A Granular-based Approach for Semisupervised Web Information Labeling
Sengoz, Cenker. A Granular-based Approach for Semisupervised Web Information Labeling; A Dissertation Submitted in Partial Fulfillment of the requirements for the degree of Master of Science in the Department of Applied Computer Science [University of Winnipeg]. Winnipeg, 2014.

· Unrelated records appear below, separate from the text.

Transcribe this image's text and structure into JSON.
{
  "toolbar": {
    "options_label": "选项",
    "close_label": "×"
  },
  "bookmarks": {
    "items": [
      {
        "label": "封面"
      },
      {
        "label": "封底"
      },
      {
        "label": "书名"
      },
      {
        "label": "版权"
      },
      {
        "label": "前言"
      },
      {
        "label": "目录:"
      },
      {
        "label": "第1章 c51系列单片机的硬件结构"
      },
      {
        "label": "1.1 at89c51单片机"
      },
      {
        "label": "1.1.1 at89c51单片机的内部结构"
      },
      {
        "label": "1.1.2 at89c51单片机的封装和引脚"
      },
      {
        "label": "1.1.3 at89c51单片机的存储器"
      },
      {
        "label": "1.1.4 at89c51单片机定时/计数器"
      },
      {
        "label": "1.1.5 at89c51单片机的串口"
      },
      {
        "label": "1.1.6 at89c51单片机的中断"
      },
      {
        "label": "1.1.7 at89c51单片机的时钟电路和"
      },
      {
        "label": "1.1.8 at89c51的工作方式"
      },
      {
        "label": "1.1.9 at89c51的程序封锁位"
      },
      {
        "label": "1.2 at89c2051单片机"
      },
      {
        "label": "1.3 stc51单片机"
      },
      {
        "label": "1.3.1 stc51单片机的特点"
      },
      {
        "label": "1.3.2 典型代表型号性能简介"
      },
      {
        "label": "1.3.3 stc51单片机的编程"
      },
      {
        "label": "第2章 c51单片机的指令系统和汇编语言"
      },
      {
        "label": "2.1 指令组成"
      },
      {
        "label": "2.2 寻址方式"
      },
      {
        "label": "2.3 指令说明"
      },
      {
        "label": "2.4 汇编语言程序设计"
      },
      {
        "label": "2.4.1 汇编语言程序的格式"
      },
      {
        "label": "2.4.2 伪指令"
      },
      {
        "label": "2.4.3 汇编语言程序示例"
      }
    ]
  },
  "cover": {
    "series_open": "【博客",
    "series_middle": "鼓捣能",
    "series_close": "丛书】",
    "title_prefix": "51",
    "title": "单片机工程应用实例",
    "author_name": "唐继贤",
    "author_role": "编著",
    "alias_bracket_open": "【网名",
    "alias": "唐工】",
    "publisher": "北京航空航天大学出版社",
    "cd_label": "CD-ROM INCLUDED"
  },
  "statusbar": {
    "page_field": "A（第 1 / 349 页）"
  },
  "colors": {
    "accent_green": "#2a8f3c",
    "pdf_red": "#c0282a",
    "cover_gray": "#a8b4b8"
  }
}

A key issue when mining web information is the labeling problem: data is abundant on the web but is unlabelled. In this thesis, we address this problem by proposing i) a novel theoretical granular model that structures categorical noun phrase instances as well as semantically related noun phrase pairs from a given corpus representing unstructured web pages with a variant of Tolerance Rough Sets Model (TRSM), ii) a semi-supervised learning algorithm called Tolerant Pattern Learner (TPL) that labels categorical instances as well as relations. TRSM has so far been successfully employed for document retrieval and classification, but not for learning categorical and relational phrases. We use the ontological information from the Never Ending Language Learner (Nell) system. We compared the performance of our algorithm with Coupled Bayesian Sets (CBS) and Coupled Pattern Learner (CPL) algorithms for categorical and relational labeling, respectively. Experimental results suggest that TPL can achieve comparable performance with CBS and CPL in terms of precision.